2) Procuring cadavers from willing donors has never been easy, however; accounts of early medical instruction dwell on the prisons, grave robberies, and pauper murders that often supplied early American anatomy labs. Two hundred years later, with regulations forbidding the sale of human bodies and programs encouraging people to donate their bodies to medical science, anatomy departments receive little criticism. However, unclaimed bodies are still the source of cadavers in anatomy laboratories at about 20% of US and Canadian medical schools.(2)
3) Historically, the desire for dissection-based learning was so strong that medical institutions often supported acts of grave robbery, and some physicians passively condoned murder for medicine.
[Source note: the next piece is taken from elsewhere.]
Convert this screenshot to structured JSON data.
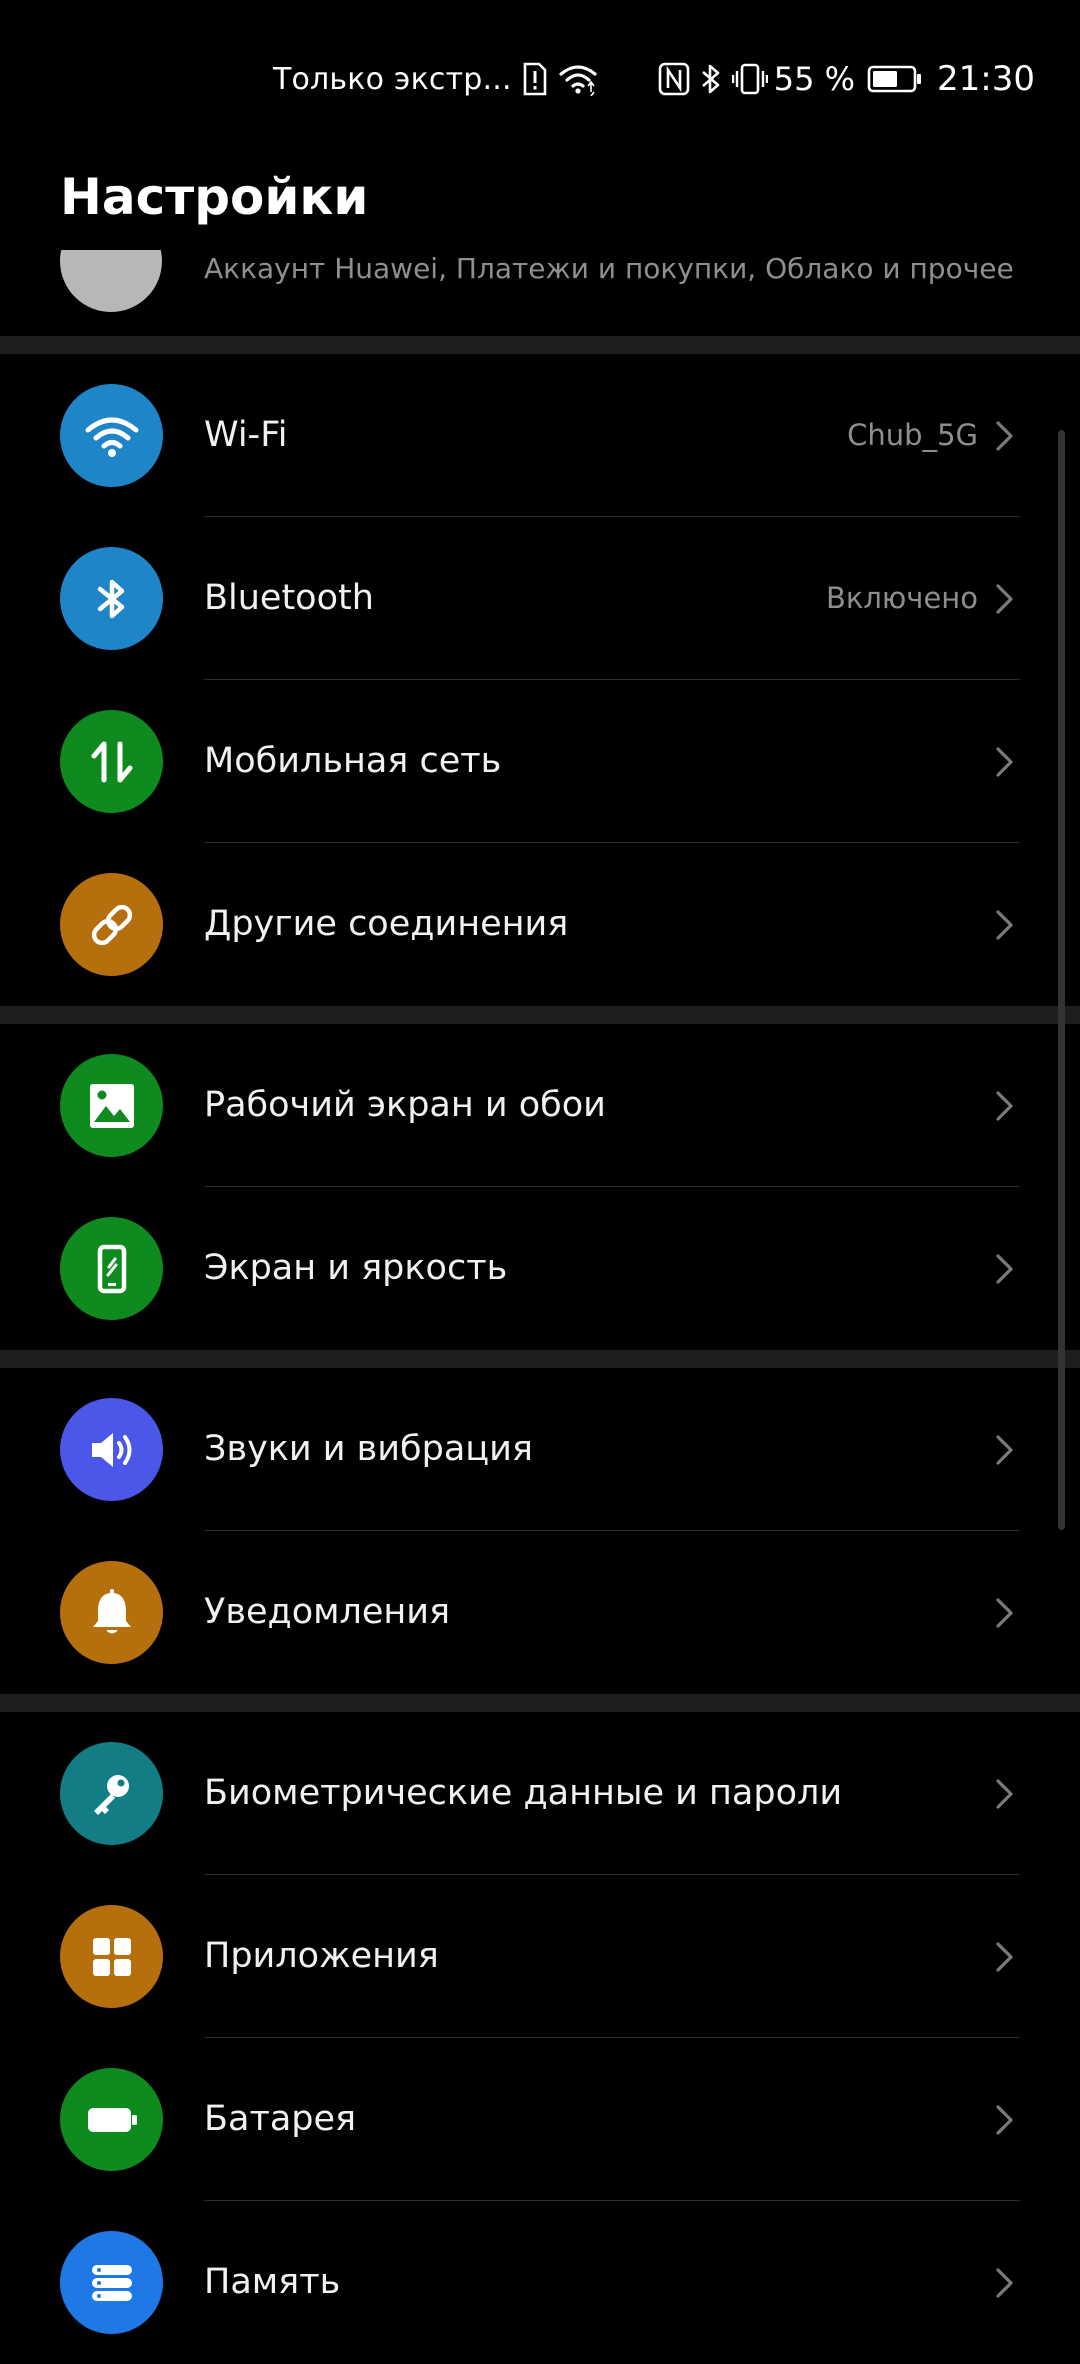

In 1829, two Irishmen, William Burke and William Hare, committed 16 murders and delivered the victims' corpses to Dr Robert Knox for payment.(3) Similarly disturbing stories of grave robbing and murder in the name of anatomy were reported in US cities, including Baltimore, Cincinnati, and Philadelphia. Even today, medical schools in some countries benefit from questionable methods of cadaver acquisition. In Barranquilla, Columbia, in 1992, janitor Oscar Rafael Hernandez survived an attempt by local guards to murder him in order to sell his body to the local medical school's anatomy laboratory.(4) As stories of grave robbing circulated in the 1800s, US states responded with specific anatomy acts to prohibit the use of bodies thus acquired.(1) However, medical schools soon faced cadaver shortages, leading some states to introduce new acts specifically permitting the use of unclaimed bodies for medical school dissection.(1)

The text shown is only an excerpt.